Behind the scenes clips show how Aras as the lead actor gets close to Nisa as he talks to her, works with her to trust him and embraces her whenever they are together in public forums. He understands, more than any actor I have seen and watched, that everything is relational. He is warm, genuine, funny, has an infectious and deep laugh and connects to all those who he works with along an emotional superhighway. This emotional intelligence, for which Aras is well known, pays off for him and the movie.
Nisa Sofiya Aksongur is equally outstanding as Aras’ daughter. In the story, it appears that she has grown up with a sense of calm and maturity because of the love from her father and her grandmother (or great grandmother) who live with her and Memo.
Thirdly, beyond the talents of Aras and Nisa, this is a brilliantly cast and directed production. Other leads are well known actors including Deniz Baysal as the teacher, Celile Toyon Uysal as grandmother Fatma, Ilker Aksum as Askorozlu, the cell leader. Mesut Akusta plays a very convincing Yusuf, and as always Yurdaer Okur is the credible, nasty General Yarbay Aydin. The head of the prison sees an excellent performance by Sarp Akkaya as Müdür Nail, a character who becomes central to the plot. Yildiray Sahinler plays Hafiz, the religious prisoner and, as always, brings to the role his comedic skills. With the rest of the cast, it is a worthy ensemble.
Why would you want to watch this film? Firstly, we have more time now than ever and it is a wonderful 132 minutes of entertainment, now screening on Netflix. Secondly, you can escape to the idyllic landscape of the film. When filming is not taking place in the prison itself, we are offered a stunning panorama of seascapes, seaside cottages, mountains and olive groves on the Aegean Sea. This is the natural beauty of Turkey we are lucky to see so often in Turkish movies and TV programs.

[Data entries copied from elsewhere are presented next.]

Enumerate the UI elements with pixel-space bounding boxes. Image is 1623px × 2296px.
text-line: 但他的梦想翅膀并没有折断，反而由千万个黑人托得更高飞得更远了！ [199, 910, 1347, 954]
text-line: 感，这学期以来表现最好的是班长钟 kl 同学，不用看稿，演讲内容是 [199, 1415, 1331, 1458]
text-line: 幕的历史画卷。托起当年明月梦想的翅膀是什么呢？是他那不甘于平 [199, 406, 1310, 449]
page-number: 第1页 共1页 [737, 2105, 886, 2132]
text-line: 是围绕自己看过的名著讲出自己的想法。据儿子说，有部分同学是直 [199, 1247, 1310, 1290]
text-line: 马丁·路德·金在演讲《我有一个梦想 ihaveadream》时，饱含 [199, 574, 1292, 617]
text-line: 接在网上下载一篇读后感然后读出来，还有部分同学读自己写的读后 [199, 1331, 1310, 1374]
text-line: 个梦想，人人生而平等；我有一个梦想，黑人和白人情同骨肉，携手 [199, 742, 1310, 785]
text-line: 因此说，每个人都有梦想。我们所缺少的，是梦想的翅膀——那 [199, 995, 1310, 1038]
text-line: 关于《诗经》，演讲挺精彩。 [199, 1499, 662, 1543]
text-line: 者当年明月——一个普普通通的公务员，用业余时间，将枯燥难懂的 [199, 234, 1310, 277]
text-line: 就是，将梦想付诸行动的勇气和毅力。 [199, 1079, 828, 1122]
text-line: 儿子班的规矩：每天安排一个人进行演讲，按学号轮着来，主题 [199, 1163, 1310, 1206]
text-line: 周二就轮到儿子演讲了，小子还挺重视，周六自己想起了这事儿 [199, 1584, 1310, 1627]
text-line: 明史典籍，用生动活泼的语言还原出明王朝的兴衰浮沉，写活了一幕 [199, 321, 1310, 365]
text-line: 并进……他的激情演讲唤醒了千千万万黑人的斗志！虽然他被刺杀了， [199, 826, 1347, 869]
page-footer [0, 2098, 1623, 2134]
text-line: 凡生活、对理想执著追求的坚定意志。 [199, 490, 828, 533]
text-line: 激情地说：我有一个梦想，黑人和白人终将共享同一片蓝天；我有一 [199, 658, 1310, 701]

In this film, we see how love in a particular time and space can change lives. It also shows us how performances of the lead actors themselves and attention to detail in a production, can reap substantial benefits for the film industry in Turkey.
The director Oztekin is known for other excellent productions, including Mahmut and Meryem (2013). Miracle in Cell no 7 is a cooperation between South Korea and Turkey and includes two South Korean coproducers (as the story is based on an original South Korean story). Little has been spared in producing this stunning story. Once again we can appreciate those aspects we have come to love in Turkish drama, such as the humour, the scenography of a beautiful part of the country, the long slow portrayals of relationships.
Miracle in Cell No 7 has something for everyone. It is sad and heart rending but worth watching. The miracle is love. Love overcomes power. Love overcomes authority. Love overcomes violence. Love overcomes punishment. Love overcomes death. Time, space, artefacts and relationships are entangled in this film, much in the same way they are entangled in our lives. Seeing how these elements drive us forward is wonderful.
This is a love story, a love story for our times right now.